Greek word-formation can be subdivided in two main domains, derivation and composition. Both domains are in general comparatively stable diachronically, as Greek is a remarkably conservative language from a morphological point of view, mainly due to the fact that there is no phonological erosion at the end of the word, which would have destroyed inflectional and derivational suffixes as has happened in most Indo-European languages. An additional factor is the long diglossic history of the language, which has led to the retention of archaic derivational and compounding patterns.
In a similar vein, the diachronic prestige of AG and its influence on European civilization (and thence, European languages) has caused the re-importation of much AG word formation material into MG through borrowing: the so-called “neoclassical” suffixes and neoclassical compounds fit easily into MG and contribute to its overall conservative morphological outlook.
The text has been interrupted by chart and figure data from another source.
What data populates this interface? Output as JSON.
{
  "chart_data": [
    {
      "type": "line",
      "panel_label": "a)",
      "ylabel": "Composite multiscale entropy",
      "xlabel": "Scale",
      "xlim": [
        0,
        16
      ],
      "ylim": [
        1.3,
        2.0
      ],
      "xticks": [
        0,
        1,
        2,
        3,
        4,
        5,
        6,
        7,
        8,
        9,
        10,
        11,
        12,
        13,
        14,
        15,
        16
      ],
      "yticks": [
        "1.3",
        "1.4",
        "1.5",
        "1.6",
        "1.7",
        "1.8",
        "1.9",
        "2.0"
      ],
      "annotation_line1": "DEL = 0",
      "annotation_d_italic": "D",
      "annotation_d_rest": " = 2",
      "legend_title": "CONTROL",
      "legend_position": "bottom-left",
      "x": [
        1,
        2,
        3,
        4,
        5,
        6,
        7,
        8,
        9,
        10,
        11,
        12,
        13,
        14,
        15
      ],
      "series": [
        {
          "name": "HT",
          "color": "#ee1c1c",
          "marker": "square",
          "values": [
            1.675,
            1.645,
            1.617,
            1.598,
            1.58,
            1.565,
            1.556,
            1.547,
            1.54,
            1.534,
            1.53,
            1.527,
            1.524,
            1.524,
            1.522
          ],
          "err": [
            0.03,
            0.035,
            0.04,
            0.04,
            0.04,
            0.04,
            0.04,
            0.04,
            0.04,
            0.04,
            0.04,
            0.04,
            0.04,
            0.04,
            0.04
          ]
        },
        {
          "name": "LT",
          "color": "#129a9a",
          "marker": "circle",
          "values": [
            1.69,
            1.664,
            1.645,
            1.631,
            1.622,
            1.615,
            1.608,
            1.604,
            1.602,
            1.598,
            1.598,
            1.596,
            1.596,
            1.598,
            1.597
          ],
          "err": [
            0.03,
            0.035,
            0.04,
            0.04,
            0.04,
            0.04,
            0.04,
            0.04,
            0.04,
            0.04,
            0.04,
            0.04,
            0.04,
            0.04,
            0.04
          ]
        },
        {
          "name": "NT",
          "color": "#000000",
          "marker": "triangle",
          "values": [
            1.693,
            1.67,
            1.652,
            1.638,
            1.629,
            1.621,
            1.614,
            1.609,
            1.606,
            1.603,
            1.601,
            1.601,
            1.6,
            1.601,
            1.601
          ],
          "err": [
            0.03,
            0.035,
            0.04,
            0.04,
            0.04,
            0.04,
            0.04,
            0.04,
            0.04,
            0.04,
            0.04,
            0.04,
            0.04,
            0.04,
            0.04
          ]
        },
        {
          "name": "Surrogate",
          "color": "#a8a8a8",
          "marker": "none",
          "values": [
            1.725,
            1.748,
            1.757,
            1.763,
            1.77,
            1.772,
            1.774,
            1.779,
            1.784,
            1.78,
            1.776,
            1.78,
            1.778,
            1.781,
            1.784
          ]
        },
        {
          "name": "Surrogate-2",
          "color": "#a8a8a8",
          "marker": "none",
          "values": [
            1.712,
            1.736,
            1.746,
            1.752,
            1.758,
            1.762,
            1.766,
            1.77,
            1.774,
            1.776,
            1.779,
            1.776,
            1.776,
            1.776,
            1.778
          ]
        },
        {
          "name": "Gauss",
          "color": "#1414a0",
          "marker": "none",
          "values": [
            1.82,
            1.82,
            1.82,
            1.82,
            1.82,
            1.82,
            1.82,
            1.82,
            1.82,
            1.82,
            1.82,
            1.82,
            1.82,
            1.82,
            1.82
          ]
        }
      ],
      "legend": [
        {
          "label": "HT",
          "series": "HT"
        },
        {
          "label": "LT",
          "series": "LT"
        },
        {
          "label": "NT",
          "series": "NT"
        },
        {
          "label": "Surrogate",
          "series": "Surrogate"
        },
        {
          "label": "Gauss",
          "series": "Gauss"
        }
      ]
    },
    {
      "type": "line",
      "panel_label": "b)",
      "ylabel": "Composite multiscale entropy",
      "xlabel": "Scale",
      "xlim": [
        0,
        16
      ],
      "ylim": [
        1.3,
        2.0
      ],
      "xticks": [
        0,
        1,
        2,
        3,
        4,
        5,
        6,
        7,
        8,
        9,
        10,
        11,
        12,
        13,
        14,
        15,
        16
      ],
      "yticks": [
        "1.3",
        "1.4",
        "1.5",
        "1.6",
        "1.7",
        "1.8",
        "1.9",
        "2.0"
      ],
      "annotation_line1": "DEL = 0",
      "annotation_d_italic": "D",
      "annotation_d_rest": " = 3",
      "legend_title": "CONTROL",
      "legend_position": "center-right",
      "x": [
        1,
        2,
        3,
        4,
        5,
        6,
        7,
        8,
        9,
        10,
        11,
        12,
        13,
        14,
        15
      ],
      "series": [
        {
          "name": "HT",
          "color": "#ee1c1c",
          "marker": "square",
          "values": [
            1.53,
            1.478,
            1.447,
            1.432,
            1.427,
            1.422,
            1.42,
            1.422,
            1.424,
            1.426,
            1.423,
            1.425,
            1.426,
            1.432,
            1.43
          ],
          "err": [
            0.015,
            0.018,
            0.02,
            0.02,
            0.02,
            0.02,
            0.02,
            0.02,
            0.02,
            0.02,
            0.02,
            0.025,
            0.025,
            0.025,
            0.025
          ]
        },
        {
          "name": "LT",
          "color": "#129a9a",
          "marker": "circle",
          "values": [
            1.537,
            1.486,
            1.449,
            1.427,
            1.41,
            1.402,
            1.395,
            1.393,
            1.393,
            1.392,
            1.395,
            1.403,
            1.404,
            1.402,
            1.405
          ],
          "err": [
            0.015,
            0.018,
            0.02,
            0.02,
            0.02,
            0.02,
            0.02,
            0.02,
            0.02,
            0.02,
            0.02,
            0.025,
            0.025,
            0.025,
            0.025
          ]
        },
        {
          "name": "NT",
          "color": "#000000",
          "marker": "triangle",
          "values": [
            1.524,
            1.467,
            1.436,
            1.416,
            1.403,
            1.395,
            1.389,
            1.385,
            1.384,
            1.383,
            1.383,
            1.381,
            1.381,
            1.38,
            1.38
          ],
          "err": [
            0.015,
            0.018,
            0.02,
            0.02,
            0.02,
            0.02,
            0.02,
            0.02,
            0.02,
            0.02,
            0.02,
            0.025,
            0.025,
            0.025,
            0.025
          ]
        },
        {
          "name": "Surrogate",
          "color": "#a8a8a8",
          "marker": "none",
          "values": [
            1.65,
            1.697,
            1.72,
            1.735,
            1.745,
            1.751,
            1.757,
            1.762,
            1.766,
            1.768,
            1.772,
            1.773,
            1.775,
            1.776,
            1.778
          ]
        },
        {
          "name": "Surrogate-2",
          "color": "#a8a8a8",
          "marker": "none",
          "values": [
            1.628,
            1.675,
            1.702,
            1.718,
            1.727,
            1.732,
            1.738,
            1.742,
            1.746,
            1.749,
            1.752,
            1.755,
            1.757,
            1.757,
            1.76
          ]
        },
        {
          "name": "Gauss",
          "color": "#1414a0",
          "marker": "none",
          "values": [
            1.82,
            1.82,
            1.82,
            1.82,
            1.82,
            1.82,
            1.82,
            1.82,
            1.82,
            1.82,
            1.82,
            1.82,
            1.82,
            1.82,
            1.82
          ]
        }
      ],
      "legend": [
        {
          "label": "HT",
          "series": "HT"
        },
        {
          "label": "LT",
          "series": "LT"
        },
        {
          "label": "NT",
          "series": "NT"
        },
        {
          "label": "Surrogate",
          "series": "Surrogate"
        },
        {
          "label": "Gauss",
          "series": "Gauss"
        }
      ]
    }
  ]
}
Τhe morphological make-up of Greek words is diachronically stable. They consist of roots (bearers of the main lexical meaning of the word) + derivational suffixes and/or prefixes + inflectional suffixes. The combination of root + affix gives the stem, which is available for further derivational processes, i.e. affixation of additional derivational suffixes. One may therefore distinguish between simple and complex stems. — Angela Ralli
General Rules: The most general rule of Greek word formation is that most derivation and inflection involves suffixes and/or vowel change (usually referred to as “ablaut” or “gradation”). Inflectional suffixes are well-illustrated above; an inflectional use of ablaut is seen in aorist elip-on ‘I left’ vs. present leip-o, and a derivational use inpetomai ‘I fly’ vs. frequentative potaomai ‘I fly hither and thither’. An example of a derivational suffix is seen in attik-iz-o ‘speak Attic’, dor-iz-o ‘speak Doric’, hellen-iz-o ‘speak Greek’, where the (very common) suffix -iz- derives verbs from nominal bases. There is, however, one inflectional prefix, the so-called “augment” which occurs with past tense forms (imperfect, aorist, pluperfect); with most consonant-initial verbs it has the form e-, as in egraphon, egrapsa, egegraphe in Table 7; contractions with vowel-initial verbs give different results for the “augmented” forms. There are also a few infixes, as in the present stem la-m-b-vs. aorist stem lab- ‘take’. Also, reduplication figures in the formation of the perfect, as in gegrapha in Table 7. In derivation, there is the wide use of lexical (content) prefixes, sometimes referred to as “preverbs”, to alter or add to the basic meaning of a root, as in grapho ‘I write’ versus kata-grapho’I register’ (literally “I write down”) versus hupo-grapho ‘I write under’ (cf. hupo ‘under’), etc. Finally, Greek makes extensive use of compounding to create new words, generally involving stems as first members, including noun-noun compounds (e.g. khoro-didaskalos ‘chorus-teacher’), verb-noun compounds (e.g. terpsi-noos ‘soul-delighting’, literally “delighting soul”), and exocentric compounds (e.g. kako-daimon ‘ill-fated’, literally “having a bad fate”), among others.
Other Information: Several changes in morphological categories took place between Classical Greek and Hellenistic Greek. In both the noun and the verb, dual number became increasingly restricted in use, and ultimately was lost. In the noun, the dative case was being replaced in Hellenistic times by various prepositional alternatives and in some functions by the genitive case. In the verb, the optative mood was increasingly on the wane, partly the result of sound changes that led to partial homophony, in several forms in the paradigm, with the subjunctive and, less so, with the indicative). Similarly, the various forms of the perfect (present perfect, pluperfect, and future perfect) were used less and less, eventually being lost. In a change that affected both the morphology and the syntax, the infinitive began to give way in this period to finite subordinate clause substitutes. There were also several changes in the actual form of grammatical endings, due to sound changes and analogical changes within the various systems of endings.